Mais uma vez, o tema é a quarentena imposta nesses tempos do coronavírus.
Após mais de dois meses de confinamento domiciliar, em um convívio obrigatório, constante e exclusivo, sob um clima de tensão e preocupação, que já se tornou crônico, a família enfrenta conflitos de ordens diferentes.
Tem-se dito que os filhos, afastados do convívio social, tão fundamental na infância e na adolescência, privados das atividades esportivas e de lazer ao ar livre, mantidos em espaços circunscritos, inseridos em um aprendizado escolar à distância, são verdadeiros heróis. Muitos pediatras, psiquiatras, psicólogos, psicopedagogos e outros profissionais de saúde mental vêm afirmando isso. Porém, vale uma pergunta: seriam eles heróis ou seriam sobreviventes?
Herói possui uma dimensão semidivina
Herói é uma figura modelo, que reúne em si os atributos necessários para superar, de forma excepcional, um determinado problema de enorme dimensão. Para os gregos antigos, o herói tinha uma dimensão semidivina. A inspiração heroica ou o chamado do herói surge a partir de uma problemática imposta pelo ambiente ou a partir de uma situação adversa, cuja superação exija um esforço extraordinário.
As crianças afastadas de suas rotinas, precisaram se adaptar a um contexto muito diferente do que viviam. A maioria ganhou um convívio muito maior com seus pais, nem sempre tão harmonioso, mas real. Pais e filhos têm a oportunidade de se conhecerem mais, pela proximidade física e temporal imposta pela quarentena. Muitos filhos foram solicitados a tarefas domésticas, colaborando na arrumação da casa.
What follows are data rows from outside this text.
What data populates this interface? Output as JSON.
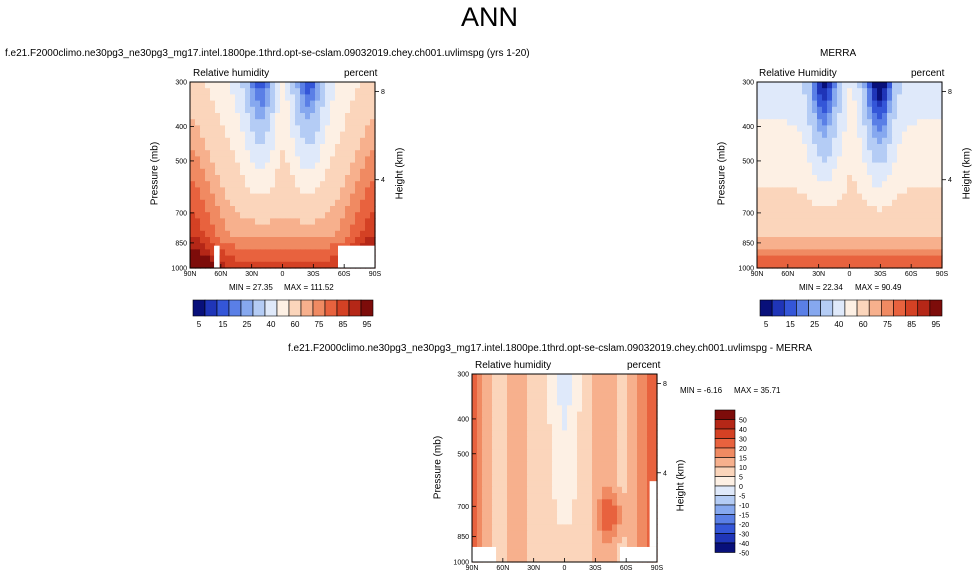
{
  "page": {
    "title": "ANN"
  },
  "colors": {
    "abs_levels": [
      "#08107a",
      "#1f35b8",
      "#3456d8",
      "#5a7fe6",
      "#86a8ef",
      "#b4ccf5",
      "#dfe9fa",
      "#fdf0e4",
      "#fbd5bb",
      "#f7b08d",
      "#f08a62",
      "#e8623e",
      "#d44124",
      "#b52717",
      "#7d0c0a"
    ],
    "diff_levels": [
      "#08107a",
      "#1f35b8",
      "#3456d8",
      "#5a7fe6",
      "#86a8ef",
      "#b4ccf5",
      "#dfe9fa",
      "#fdf0e4",
      "#fbd5bb",
      "#f7b08d",
      "#f08a62",
      "#e8623e",
      "#d44124",
      "#b52717",
      "#7d0c0a"
    ]
  },
  "chart_data": [
    {
      "type": "heatmap",
      "title": "f.e21.F2000climo.ne30pg3_ne30pg3_mg17.intel.1800pe.1thrd.opt-se-cslam.09032019.chey.ch001.uvlimspg (yrs 1-20)",
      "left_string": "Relative humidity",
      "right_string": "percent",
      "xlabel": "",
      "ylabel": "Pressure (mb)",
      "y2label": "Height (km)",
      "x_ticks": [
        "90N",
        "60N",
        "30N",
        "0",
        "30S",
        "60S",
        "90S"
      ],
      "y_ticks": [
        "300",
        "400",
        "500",
        "700",
        "850",
        "1000"
      ],
      "y2_ticks": [
        "8",
        "4"
      ],
      "min_label": "MIN = 27.35",
      "max_label": "MAX = 111.52",
      "min": 27.35,
      "max": 111.52,
      "colorbar_labels": [
        "5",
        "15",
        "25",
        "40",
        "60",
        "75",
        "85",
        "95"
      ]
    },
    {
      "type": "heatmap",
      "title": "MERRA",
      "left_string": "Relative Humidity",
      "right_string": "percent",
      "xlabel": "",
      "ylabel": "Pressure (mb)",
      "y2label": "Height (km)",
      "x_ticks": [
        "90N",
        "60N",
        "30N",
        "0",
        "30S",
        "60S",
        "90S"
      ],
      "y_ticks": [
        "300",
        "400",
        "500",
        "700",
        "850",
        "1000"
      ],
      "y2_ticks": [
        "8",
        "4"
      ],
      "min_label": "MIN = 22.34",
      "max_label": "MAX = 90.49",
      "min": 22.34,
      "max": 90.49,
      "colorbar_labels": [
        "5",
        "15",
        "25",
        "40",
        "60",
        "75",
        "85",
        "95"
      ]
    },
    {
      "type": "heatmap",
      "title": "f.e21.F2000climo.ne30pg3_ne30pg3_mg17.intel.1800pe.1thrd.opt-se-cslam.09032019.chey.ch001.uvlimspg - MERRA",
      "left_string": "Relative humidity",
      "right_string": "percent",
      "xlabel": "",
      "ylabel": "Pressure (mb)",
      "y2label": "Height (km)",
      "x_ticks": [
        "90N",
        "60N",
        "30N",
        "0",
        "30S",
        "60S",
        "90S"
      ],
      "y_ticks": [
        "300",
        "400",
        "500",
        "700",
        "850",
        "1000"
      ],
      "y2_ticks": [
        "8",
        "4"
      ],
      "min_label": "MIN = -6.16",
      "max_label": "MAX = 35.71",
      "min": -6.16,
      "max": 35.71,
      "colorbar_labels": [
        "50",
        "40",
        "30",
        "20",
        "15",
        "10",
        "5",
        "0",
        "-5",
        "-10",
        "-15",
        "-20",
        "-30",
        "-40",
        "-50"
      ]
    }
  ]
}
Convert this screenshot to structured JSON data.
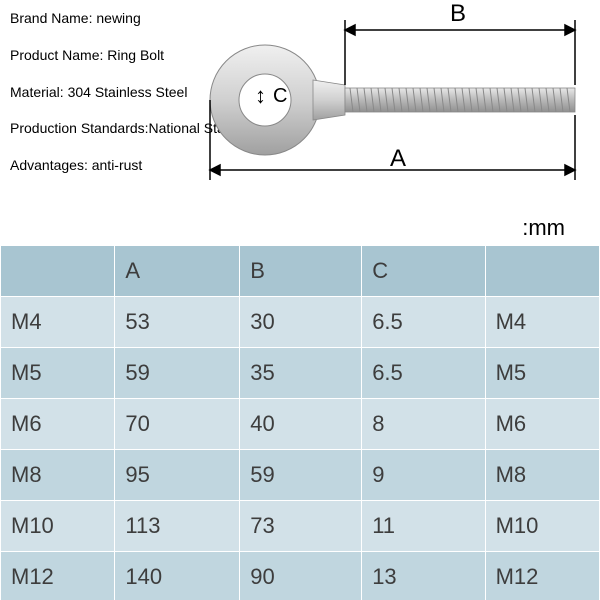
{
  "specs": {
    "label_brand": "Brand Name:",
    "brand": "newing",
    "label_product": "Product Name:",
    "product": "Ring Bolt",
    "label_material": "Material:",
    "material": "304 Stainless Steel",
    "label_standard": "Production Standards:",
    "standard": "National Standard",
    "label_advantages": "Advantages:",
    "advantages": "anti-rust"
  },
  "dimensions": {
    "a": "A",
    "b": "B",
    "c": "C",
    "arrow_c": "↕"
  },
  "unit_label": ":mm",
  "bolt_svg": {
    "stroke": "#8a8a8a",
    "fill_light": "#e0e0e0",
    "fill_mid": "#c5c5c5",
    "fill_dark": "#a8a8a8",
    "dim_stroke": "#000000"
  },
  "table": {
    "header_bg": "#a8c5d1",
    "row_even_bg": "#c0d6df",
    "row_odd_bg": "#d2e1e8",
    "text_color": "#3d3d3d",
    "columns": [
      "",
      "A",
      "B",
      "C",
      ""
    ],
    "rows": [
      [
        "M4",
        "53",
        "30",
        "6.5",
        "M4"
      ],
      [
        "M5",
        "59",
        "35",
        "6.5",
        "M5"
      ],
      [
        "M6",
        "70",
        "40",
        "8",
        "M6"
      ],
      [
        "M8",
        "95",
        "59",
        "9",
        "M8"
      ],
      [
        "M10",
        "113",
        "73",
        "11",
        "M10"
      ],
      [
        "M12",
        "140",
        "90",
        "13",
        "M12"
      ]
    ]
  }
}
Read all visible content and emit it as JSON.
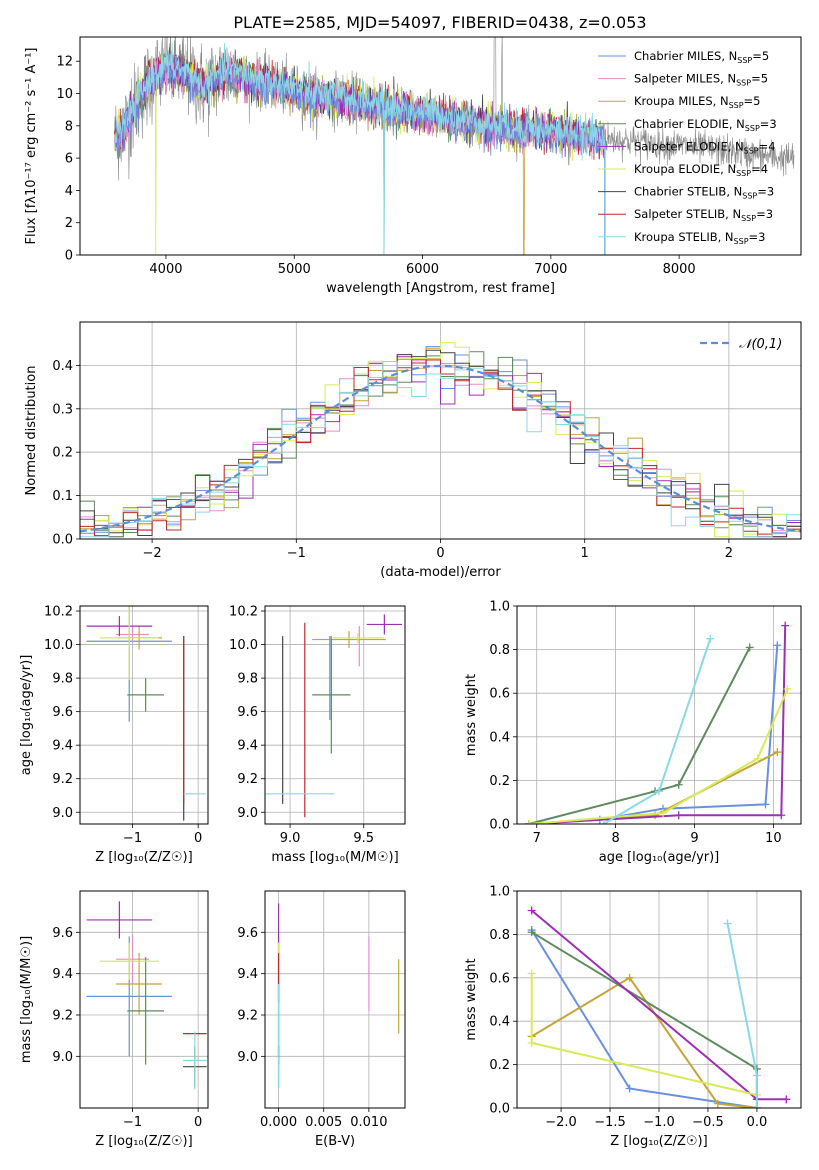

As crianças ficam mais tempo frente às telas
O tempo frente às telas eletrônicas expandiu-se consideravelmente, uma vez que a escola entrou no computador e os amigos são encontrados virtualmente. Parece que, em geral, as crianças conseguiram enfrentar a adversidade, talvez a primeira que lhes coube, e se tornaram bons sobreviventes.
O título de herói, porém não deve ser dado às crianças, mas sim, deve ser dado a muitos pais e mães, que nesse período, em casa, se dividem em múltiplas tarefas. Além das atividades profissionais, além dos serviços domésticos de todos os tipos, se dedicam a cuidar dos filhos, acompanhar suas atividades da vida diária, a ajudar o acesso aos portais da escola, a descobrir com eles como fazer e entregar lições, provas e projetos online. As crianças mais velhas e os adolescentes têm bastante familiaridade e facilidade com os eletrônicos em geral, mas os sistemas online implantados pelas escolas de forma emergencial, nem sempre são de fácil acesso, necessitando a assistência do adulto.
Também, o título de herói deve ser dado a muitos professores e orientadores, que pegos de surpresa, pela necessidade de se adaptarem rapidamente ao ensino online, precisaram de uma dedicação extrema, muitas vezes, para se apropriarem da tecnologia e para inserirem nela os conteúdos escolares, os métodos de avaliação e os meios de acompanhamento a cada aluno. Essa é uma tarefa heroica.
Mas há exceções
Infelizmente, sempre há exceções. Existem pais que apresentam dificuldades para exercer os papéis parentais. Acostumados, talvez, a terceirizar as funções de tomar conta, de educar e de acompanhar seus filhos, se veem frente a uma tarefa exaustiva e muito pouco reforçadora. Obrigados ao convívio constante, não encontram prazer na companhia dos filhos, não conseguem ajudá-los nas atividades da escola e não se encantam com o brincar com eles.
Existem escolas preocupadas demais com conteúdo e que não fizeram as adaptações necessárias às diferentes idades, para que os conteúdos fossem de fato absorvidos e integrados pelas crianças. Tais escolas quando questionadas, repetem apenas que seguem o currículo determinando pelo MEC, enquanto que outras escolas fizeram ajustes racionais e efetivos. Existem professores que, possivelmente estressados, criam um ambiente de pressão e tensão desmedidas na sala de aula virtual, causando um aumento perigoso de ansiedade nos seus alunos.
Efeitos da longa quarentena
Mas essas são as exceções. Em regra, tanto mães e pais quanto professores têm sido verdadeiros heróis. No início da quarentena, a situação era um pouco mais fácil. Havia a tensão, mas o grito de guerra era “vai passar”. Entretanto, a quarentena foi se prolongando, o número de casos da doença aumentando e, com isso, temos o cansaço e o desânimo. São novos componentes para os nossos heróis enfrentarem. Mais do que nunca, nessa fase agora, urge a necessidade de fazer presente a principal característica do herói: a valentia.